Морского цвета глаза, черный ежик, румяные щеки, небритый подбородок. Мы обменялись рукопожатием. Дискретный Билль, – который, видимо, гордился тем, что мог творить чудеса одной рукой, – принес открытые им жестянки пива. Хотел отретироваться. Преувеличенная вежливость пролетария. Его заставили остаться. Семейная картина на рекламе пива. В сущности и я и Скиллеры предпочитали компанию. Я пересел в нервно заходившую качалку. Жадно жуя, беременная Долли угощала меня алтейными лепешками, арахисовыми орешками и картофельным хворостом. Мужчины поглядывали на ее хрупкого, зябкого, миниатюрного, старосветского, моложавого, но болезненного отца в бархатном пиджаке и бежевом жилете: быть может, виконт.

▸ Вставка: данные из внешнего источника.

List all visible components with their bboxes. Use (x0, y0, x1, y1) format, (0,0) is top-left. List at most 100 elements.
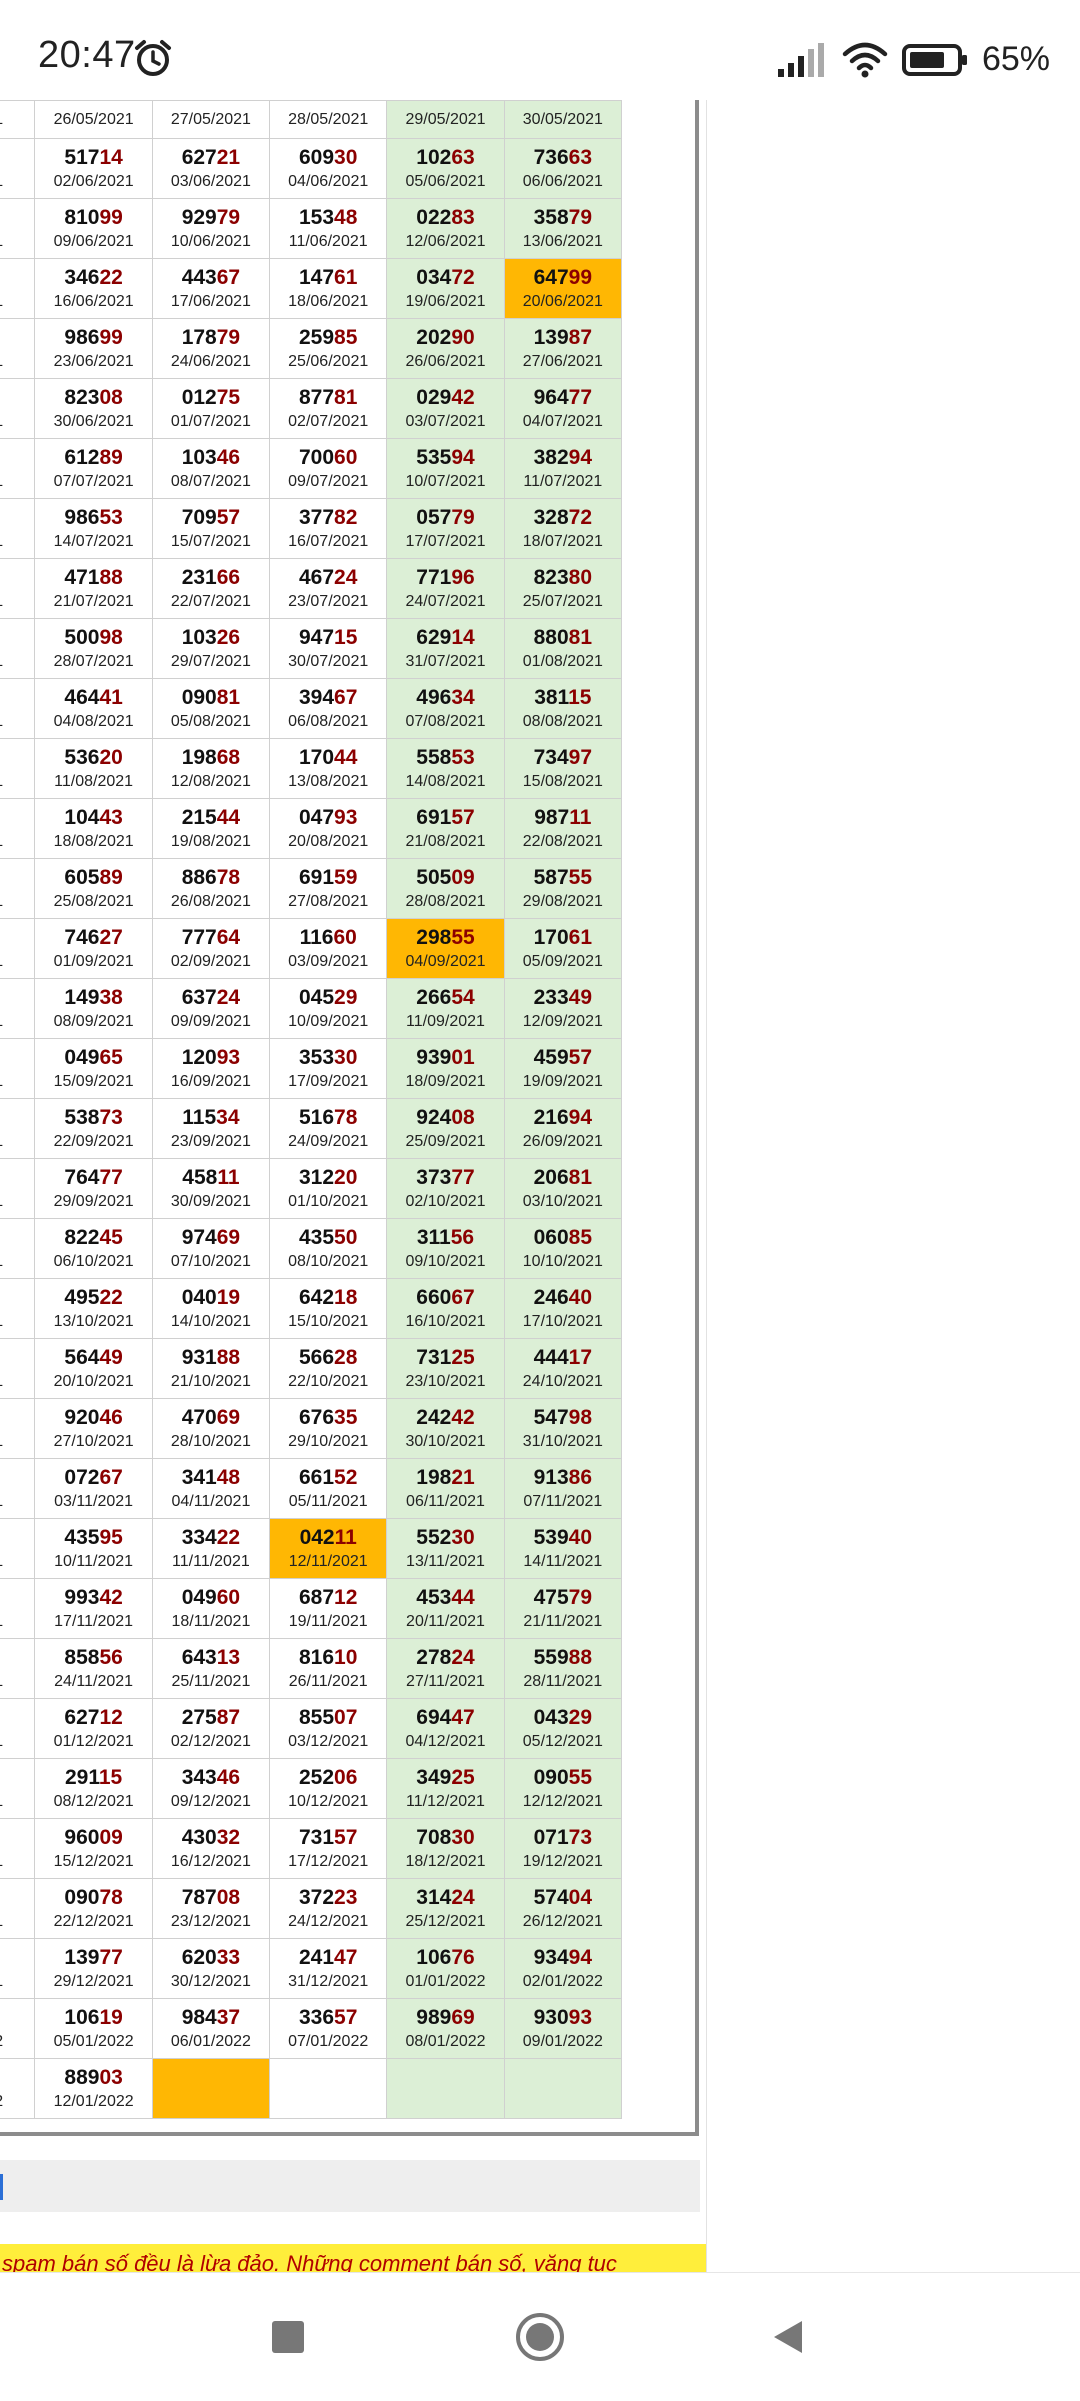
result-number-tail: 99 (568, 265, 593, 289)
result-number-tail: 60 (334, 445, 358, 469)
result-number: 27824 (387, 1645, 503, 1671)
result-date: 19/11/2021 (288, 1612, 368, 1630)
result-number-head: 381 (534, 685, 569, 709)
page-gutter-line (706, 100, 707, 2280)
result-cell: 5101/2021 (0, 1458, 36, 1519)
result-cell: 06085 10/10/2021 (503, 1218, 623, 1279)
result-cell: 53594 10/07/2021 (386, 438, 505, 499)
result-number-head: 564 (64, 1345, 100, 1369)
result-date: 25/08/2021 (53, 892, 134, 910)
result-date: 25/07/2021 (522, 592, 603, 610)
result-number: 159 (0, 1045, 34, 1071)
result-cell: 29855 04/09/2021 (386, 918, 505, 979)
result-cell: 09078 22/12/2021 (34, 1878, 153, 1939)
result-cell: 10263 05/06/2021 (386, 138, 505, 199)
result-cell: 61289 07/07/2021 (34, 438, 153, 499)
result-cell: 04960 18/11/2021 (151, 1578, 271, 1639)
result-number: 04965 (35, 1045, 151, 1071)
result-date: 2/2021 (0, 1851, 34, 1873)
result-cell: 74627 01/09/2021 (34, 918, 153, 979)
table-row: 7915/20218230830/06/20210127501/07/20218… (0, 378, 623, 439)
result-number-head: 049 (64, 1045, 100, 1069)
result-number: 98437 (153, 2005, 269, 2031)
result-number-tail: 99 (99, 205, 123, 229)
result-number: 24147 (270, 1945, 386, 1971)
result-date: 3/2021 (0, 711, 34, 733)
result-number-head: 643 (181, 1645, 217, 1669)
result-number: 04793 (270, 805, 386, 831)
result-cell: 2665/2021 (0, 198, 36, 259)
result-number: 05779 (387, 505, 503, 531)
result-date: 7/2021 (0, 651, 34, 673)
result-number-tail: 20 (334, 1165, 358, 1189)
result-cell: 20681 03/10/2021 (503, 1158, 623, 1219)
result-number: 82380 (505, 565, 621, 591)
result-number-tail: 55 (451, 925, 475, 949)
result-number: 53873 (35, 1105, 151, 1131)
result-number-tail: 81 (334, 385, 358, 409)
result-number-tail: 94 (568, 1945, 593, 1969)
result-number-tail: 15 (334, 625, 358, 649)
result-number: 87781 (270, 385, 386, 411)
recents-square-icon[interactable] (268, 2317, 308, 2357)
table-row: 0367/20214718821/07/20212316622/07/20214… (0, 558, 623, 619)
result-number-tail: 94 (568, 445, 593, 469)
result-cell: 07173 19/12/2021 (503, 1818, 623, 1879)
result-date: 30/07/2021 (288, 652, 369, 670)
table-row: 7002/20219600915/12/20214303216/12/20217… (0, 1818, 623, 1879)
table-row: 8470/20215644920/10/20219318821/10/20215… (0, 1338, 623, 1399)
result-date: 02/10/2021 (405, 1192, 486, 1210)
result-number: 31220 (270, 1165, 386, 1191)
result-cell: 73157 17/12/2021 (269, 1818, 388, 1879)
result-number-head: 233 (533, 985, 569, 1009)
result-number: 55988 (505, 1645, 621, 1671)
result-number-head: 552 (416, 1525, 452, 1549)
result-number-head: 116 (299, 925, 334, 949)
result-date: 17/09/2021 (288, 1072, 369, 1090)
result-cell (151, 2058, 271, 2119)
result-number-head: 574 (533, 1885, 569, 1909)
result-date: 1/2021 (0, 1611, 34, 1633)
result-number-tail: 56 (450, 1225, 475, 1249)
result-number-tail: 17 (568, 1345, 593, 1369)
result-date: 9/2021 (0, 1131, 34, 1153)
result-cell: 21694 26/09/2021 (503, 1098, 623, 1159)
result-number-tail: 01 (451, 1045, 475, 1069)
result-number-head: 660 (416, 1285, 452, 1309)
result-number: 700 (0, 1825, 34, 1851)
result-number-head: 259 (298, 325, 335, 349)
result-date: 5/2021 (0, 411, 34, 433)
result-cell: 37377 02/10/2021 (386, 1158, 505, 1219)
result-number-head: 373 (416, 1165, 452, 1189)
result-number-tail: 19 (99, 2005, 123, 2029)
result-date: 14/07/2021 (53, 532, 134, 550)
result-number-tail: 82 (334, 505, 358, 529)
result-number-tail: 55 (568, 1765, 593, 1789)
result-number-head: 198 (181, 745, 217, 769)
result-number-head: 947 (298, 625, 335, 649)
result-cell: 03472 19/06/2021 (386, 258, 505, 319)
result-cell: 24640 17/10/2021 (503, 1278, 623, 1339)
results-table-container[interactable]: 5/2021 26/05/2021 27/05/2021 28/05/2021 29/0… (0, 100, 700, 2134)
home-circle-icon[interactable] (514, 2311, 566, 2363)
result-date: 23/06/2021 (53, 352, 134, 370)
result-cell: 62721 03/06/2021 (151, 138, 271, 199)
comment-input-bar[interactable] (0, 2160, 700, 2212)
result-number: 46724 (270, 565, 386, 591)
result-number-tail: 79 (216, 205, 241, 229)
result-cell: 28/05/2021 (269, 100, 388, 139)
result-cell: 64799 20/06/2021 (503, 258, 623, 319)
result-number-tail: 18 (334, 1285, 358, 1309)
result-number: 10326 (153, 625, 269, 651)
result-number: 92979 (153, 205, 269, 231)
result-number: 43032 (153, 1825, 269, 1851)
result-cell: 98437 06/01/2022 (151, 1998, 271, 2059)
result-number-head: 341 (181, 1465, 217, 1489)
result-cell: 93093 09/01/2022 (503, 1998, 623, 2059)
back-triangle-icon[interactable] (768, 2317, 808, 2357)
result-number-tail: 38 (99, 985, 123, 1009)
result-date: 07/08/2021 (405, 712, 486, 730)
result-date: 21/10/2021 (170, 1372, 251, 1390)
result-number-tail: 60 (216, 1585, 241, 1609)
result-number: 11534 (153, 1105, 269, 1131)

У них создалось впечатление, что я приехал к ним на несколько дней, и Дик, сильно морща лоб, что означало напряженную работу мысли, предложил, что Долли и он могут спать на кухне, разложив там запасной матрац. Я легонько помахал рукой и объяснил Долли (которая передала это дальше посредством особого раската голоса), что я просто заехал на часок по дороге в Лектобург, где меня ожидают друзья и поклонники. Тут мы заметили кровь на одном из немногих больших пальцев, оставшихся у Билля (оказавшегося довольно неудачливым чудотворцем). Как было женственно, никогда раньше мной не виданное в таком преломлении, теневое раздвоение ее бледных грудей, наметившееся в разрезе платья, когда она склонилась над рукой калеки! Она повела его чиниться на кухню (ванной не было). В продолжение трех-четырех малых вечностей, которые прямо-таки набухали от искусственного тепла взаимных чувств, Дик и я оставались одни. Он сидел на стуле, потирая передние конечности и продолжая морщить лоб; у меня явилось праздное желание выжать угри на его потном носу моими длинными блестящими когтями. Мне понравились его хорошие грустные глаза и очень белые зубы. Менее привлекателен был его громадный, волосатый кадык. Почему они не бреются чаще, эти молодые ядреные парни? Он и его Долли имели безудержные половые сношения на этом диване по крайней мере сто восемьдесят раз с тех пор, как она зачала. А до того – как давно они знали друг друга? Странно – никакого недоброго чувства я к нему не испытывал; ничего, кроме страдания и отвращения. Он теперь тер нос. Я не сомневался, что когда он наконец откроет рот, то скажет (слегка тряся головой из стороны в сторону): «Эх, девчонка у вас первый сорт, мистер Гейз. Это уж верно. И матерью она тоже будет первосортной». Бедняга открыл рот – и отхлебнул пива. Это ему придало уверенности, и он продолжал пить маленькими глотками до пены у рта. Он был, сказала она, чудный. Он в ладони свои заключал ее флорентийские грудки. Ногти у него были черные и подломанные, но фаланги и суставы запястья, сильная, изящная кисть были гораздо, гораздо благороднее, чем у меня. Я слишком много терзал человеческих жертв моими бедными искривленными руками, чтобы гордиться ими: французские фразы, крупные костяшки дорсетского крестьянина, приплюснутые пальцы австрийского портного – вот вам Гумберт Гумберт.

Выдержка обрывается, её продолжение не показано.